In Switzerland, as well as in the Republic of Geneva, they soon became politically and socio-economically active holding a variety of public offices.
Théodore de Saussure became the mayor of Geneva, his son Nicolas de Saussure (1709-1791), a politician and agronomist.

Horace-Bénédict de Saussure (1740 – 1799), an 18th century naturalist, was probably the most notable, his portrait was on the 20 Swiss Francs bill series which were in circulation from 1979 to 1995. His daughter Albertine Necker de Saussure (1766-1841) became an advocate for women s education and his son Nicolas Théodore de Saussure (1767 – 1845) a plant physiologist.

His grandson was Henri Louis Frédéric de Saussure (1829 –1905) an entomologist and mineralist.

His 4 great-grandsons were: Ferdinand de Saussure (1857-1913), an important linguist and semiotician. followed by Horace de Saussure (1859-1926) a painter, their younger brother Léopold de Saussure (1866-1925) a sinologist and their youngest brother René de Saussure (1868 –1943) was a mathematician and Esperantist.

== American branch ==
Henri de Saussure (anglicized to Henry de Saussure, d. 1761), a scion of the Lausanne branch of the family, emigrated from Vaud in the Old Swiss Confederacy settling near Charleston, South Carolina.
The four sons of Henri fought in the American Revolutionary War with only his son Daniel surviving.

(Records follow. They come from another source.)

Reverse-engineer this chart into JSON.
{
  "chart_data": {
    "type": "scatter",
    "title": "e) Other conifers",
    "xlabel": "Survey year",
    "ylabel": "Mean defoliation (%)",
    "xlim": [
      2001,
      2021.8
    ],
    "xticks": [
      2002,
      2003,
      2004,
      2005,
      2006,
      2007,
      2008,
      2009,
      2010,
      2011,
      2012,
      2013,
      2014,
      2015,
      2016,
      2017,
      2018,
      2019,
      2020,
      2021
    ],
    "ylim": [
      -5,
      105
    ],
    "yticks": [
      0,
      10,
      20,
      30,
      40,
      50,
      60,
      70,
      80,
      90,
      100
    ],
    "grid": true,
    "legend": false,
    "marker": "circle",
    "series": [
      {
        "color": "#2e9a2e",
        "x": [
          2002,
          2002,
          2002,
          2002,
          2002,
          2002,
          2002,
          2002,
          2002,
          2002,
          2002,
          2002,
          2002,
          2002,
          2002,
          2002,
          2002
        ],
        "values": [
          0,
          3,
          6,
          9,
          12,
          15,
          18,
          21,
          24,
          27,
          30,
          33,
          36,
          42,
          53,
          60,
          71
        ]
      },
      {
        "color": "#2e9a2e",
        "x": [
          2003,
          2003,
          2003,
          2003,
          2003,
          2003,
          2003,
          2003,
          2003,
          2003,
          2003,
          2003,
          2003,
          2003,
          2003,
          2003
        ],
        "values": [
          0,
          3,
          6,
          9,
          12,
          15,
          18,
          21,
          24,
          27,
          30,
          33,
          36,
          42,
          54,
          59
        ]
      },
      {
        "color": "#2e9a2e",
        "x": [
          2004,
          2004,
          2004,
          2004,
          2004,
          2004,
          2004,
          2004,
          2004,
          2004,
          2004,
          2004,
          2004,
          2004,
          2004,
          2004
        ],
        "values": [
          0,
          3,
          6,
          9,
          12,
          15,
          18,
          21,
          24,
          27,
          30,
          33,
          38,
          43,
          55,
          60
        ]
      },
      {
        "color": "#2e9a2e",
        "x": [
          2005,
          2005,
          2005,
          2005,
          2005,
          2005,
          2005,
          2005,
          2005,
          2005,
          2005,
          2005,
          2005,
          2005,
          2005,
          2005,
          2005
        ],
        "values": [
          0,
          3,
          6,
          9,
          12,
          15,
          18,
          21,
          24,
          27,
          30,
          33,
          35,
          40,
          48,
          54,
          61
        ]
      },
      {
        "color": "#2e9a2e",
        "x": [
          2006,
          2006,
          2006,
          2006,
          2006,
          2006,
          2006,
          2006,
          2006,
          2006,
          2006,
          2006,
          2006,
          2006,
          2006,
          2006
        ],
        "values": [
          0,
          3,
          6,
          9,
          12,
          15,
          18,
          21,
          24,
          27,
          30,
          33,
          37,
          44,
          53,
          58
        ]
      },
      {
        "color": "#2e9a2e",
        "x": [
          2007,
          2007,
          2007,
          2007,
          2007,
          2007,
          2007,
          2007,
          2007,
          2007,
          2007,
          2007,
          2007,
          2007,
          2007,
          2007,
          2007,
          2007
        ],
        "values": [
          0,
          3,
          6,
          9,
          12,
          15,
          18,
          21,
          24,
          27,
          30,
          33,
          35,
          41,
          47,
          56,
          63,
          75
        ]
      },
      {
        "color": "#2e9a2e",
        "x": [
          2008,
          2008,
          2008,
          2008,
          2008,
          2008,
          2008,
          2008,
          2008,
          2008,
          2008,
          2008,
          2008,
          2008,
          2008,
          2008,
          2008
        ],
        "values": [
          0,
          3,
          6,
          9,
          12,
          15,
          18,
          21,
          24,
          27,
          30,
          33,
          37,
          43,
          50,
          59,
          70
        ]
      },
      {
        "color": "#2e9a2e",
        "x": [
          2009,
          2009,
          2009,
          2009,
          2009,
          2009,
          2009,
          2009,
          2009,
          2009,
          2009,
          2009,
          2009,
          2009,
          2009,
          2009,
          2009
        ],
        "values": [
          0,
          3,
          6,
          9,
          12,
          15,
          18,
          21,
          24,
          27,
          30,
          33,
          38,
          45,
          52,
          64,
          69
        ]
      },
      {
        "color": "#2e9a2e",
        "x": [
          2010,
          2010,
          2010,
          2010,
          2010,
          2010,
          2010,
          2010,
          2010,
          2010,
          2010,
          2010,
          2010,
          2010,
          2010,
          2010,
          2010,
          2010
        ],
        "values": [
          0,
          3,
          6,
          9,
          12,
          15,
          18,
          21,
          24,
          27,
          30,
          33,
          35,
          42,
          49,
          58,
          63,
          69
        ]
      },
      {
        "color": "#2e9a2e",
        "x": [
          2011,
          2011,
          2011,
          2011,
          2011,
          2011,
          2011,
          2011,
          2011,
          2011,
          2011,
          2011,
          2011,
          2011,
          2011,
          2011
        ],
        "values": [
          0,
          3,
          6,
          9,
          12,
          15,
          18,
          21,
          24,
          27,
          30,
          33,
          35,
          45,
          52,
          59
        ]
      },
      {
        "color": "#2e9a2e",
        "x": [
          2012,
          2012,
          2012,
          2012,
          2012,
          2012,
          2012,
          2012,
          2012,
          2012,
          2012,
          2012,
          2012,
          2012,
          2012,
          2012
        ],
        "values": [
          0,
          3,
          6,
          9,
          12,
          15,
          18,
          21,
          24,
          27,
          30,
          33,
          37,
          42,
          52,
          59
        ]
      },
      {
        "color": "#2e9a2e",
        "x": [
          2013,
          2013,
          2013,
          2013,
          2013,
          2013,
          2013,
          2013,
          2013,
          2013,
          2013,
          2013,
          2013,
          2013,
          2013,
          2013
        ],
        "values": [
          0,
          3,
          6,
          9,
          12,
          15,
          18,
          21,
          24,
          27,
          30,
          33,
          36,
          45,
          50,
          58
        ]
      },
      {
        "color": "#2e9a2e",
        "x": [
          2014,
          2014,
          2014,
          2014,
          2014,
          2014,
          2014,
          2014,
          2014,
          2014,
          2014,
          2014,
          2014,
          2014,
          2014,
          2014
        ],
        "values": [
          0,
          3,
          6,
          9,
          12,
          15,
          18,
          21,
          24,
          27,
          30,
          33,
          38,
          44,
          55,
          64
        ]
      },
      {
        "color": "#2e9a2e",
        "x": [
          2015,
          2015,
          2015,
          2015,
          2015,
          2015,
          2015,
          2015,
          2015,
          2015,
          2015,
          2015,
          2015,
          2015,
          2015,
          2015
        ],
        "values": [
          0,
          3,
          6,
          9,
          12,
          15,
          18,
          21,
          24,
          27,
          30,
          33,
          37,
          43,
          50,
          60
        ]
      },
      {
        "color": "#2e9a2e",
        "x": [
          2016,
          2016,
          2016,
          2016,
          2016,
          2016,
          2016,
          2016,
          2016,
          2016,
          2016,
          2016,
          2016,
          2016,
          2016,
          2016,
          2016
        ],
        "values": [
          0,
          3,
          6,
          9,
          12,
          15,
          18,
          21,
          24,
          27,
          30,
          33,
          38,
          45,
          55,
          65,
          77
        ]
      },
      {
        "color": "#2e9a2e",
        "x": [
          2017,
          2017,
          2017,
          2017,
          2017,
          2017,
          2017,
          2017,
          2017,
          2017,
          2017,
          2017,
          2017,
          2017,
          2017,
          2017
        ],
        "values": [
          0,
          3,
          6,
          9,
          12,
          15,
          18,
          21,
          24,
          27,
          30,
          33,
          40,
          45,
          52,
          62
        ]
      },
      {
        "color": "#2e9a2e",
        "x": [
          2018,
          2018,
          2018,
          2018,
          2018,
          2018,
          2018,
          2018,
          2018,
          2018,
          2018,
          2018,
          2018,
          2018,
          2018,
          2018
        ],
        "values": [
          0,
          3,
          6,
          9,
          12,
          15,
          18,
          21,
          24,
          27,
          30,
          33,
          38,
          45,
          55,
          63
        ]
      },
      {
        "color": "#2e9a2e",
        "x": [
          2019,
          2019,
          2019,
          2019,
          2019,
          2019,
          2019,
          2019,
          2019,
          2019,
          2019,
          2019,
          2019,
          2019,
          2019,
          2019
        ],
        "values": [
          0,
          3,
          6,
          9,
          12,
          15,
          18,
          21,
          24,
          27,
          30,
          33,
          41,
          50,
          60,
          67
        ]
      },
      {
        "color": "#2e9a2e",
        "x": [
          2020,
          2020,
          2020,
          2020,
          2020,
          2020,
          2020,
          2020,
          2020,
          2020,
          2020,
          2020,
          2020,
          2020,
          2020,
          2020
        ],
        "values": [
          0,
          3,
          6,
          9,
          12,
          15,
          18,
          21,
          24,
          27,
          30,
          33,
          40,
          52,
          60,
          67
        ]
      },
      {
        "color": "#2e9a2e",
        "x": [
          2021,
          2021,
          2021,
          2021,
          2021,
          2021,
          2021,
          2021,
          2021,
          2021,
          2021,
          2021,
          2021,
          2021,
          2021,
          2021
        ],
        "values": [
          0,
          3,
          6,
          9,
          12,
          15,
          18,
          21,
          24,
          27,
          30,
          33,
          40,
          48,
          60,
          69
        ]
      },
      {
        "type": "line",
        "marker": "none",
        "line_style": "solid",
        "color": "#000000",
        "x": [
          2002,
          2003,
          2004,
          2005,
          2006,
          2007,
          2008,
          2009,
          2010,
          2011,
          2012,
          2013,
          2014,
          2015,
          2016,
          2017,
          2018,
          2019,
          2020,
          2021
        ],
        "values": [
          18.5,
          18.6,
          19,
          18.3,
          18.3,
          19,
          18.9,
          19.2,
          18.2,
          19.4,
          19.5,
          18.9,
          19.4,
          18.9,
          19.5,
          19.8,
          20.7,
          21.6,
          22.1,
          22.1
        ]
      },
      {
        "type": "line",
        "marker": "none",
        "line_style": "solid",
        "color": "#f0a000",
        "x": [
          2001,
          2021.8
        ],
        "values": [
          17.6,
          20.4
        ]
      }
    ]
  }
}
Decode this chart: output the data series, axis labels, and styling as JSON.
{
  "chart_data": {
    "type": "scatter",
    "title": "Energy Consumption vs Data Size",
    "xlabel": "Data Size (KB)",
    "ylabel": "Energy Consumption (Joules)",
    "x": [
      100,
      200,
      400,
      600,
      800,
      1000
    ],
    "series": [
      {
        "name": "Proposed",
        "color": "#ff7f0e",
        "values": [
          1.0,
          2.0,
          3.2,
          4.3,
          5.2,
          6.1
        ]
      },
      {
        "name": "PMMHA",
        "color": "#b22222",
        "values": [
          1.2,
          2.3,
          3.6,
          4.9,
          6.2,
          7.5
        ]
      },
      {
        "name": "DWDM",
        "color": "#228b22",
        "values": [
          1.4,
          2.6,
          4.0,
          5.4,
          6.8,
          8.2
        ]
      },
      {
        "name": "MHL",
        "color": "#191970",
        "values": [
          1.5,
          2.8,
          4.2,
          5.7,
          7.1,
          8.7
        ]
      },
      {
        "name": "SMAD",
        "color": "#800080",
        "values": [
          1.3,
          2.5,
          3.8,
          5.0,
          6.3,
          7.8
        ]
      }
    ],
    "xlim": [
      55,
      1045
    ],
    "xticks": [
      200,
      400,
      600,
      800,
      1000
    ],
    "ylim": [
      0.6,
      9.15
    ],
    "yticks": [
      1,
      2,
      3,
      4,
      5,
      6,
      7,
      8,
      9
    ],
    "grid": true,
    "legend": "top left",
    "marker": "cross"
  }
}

Daniel was the father of Henry William de Saussure, d. 1839, a notable jurist in the early days of the American republic and chancellor.

Another William F. De Saussure (1792 – 1870) became US Senator.

Louis D. DeSaussure, d.1888, was a slave trader.

There are still several descendants living with the current spelling being DeSaussure, deSaussure, de Saussure, or Desaussure in the United States.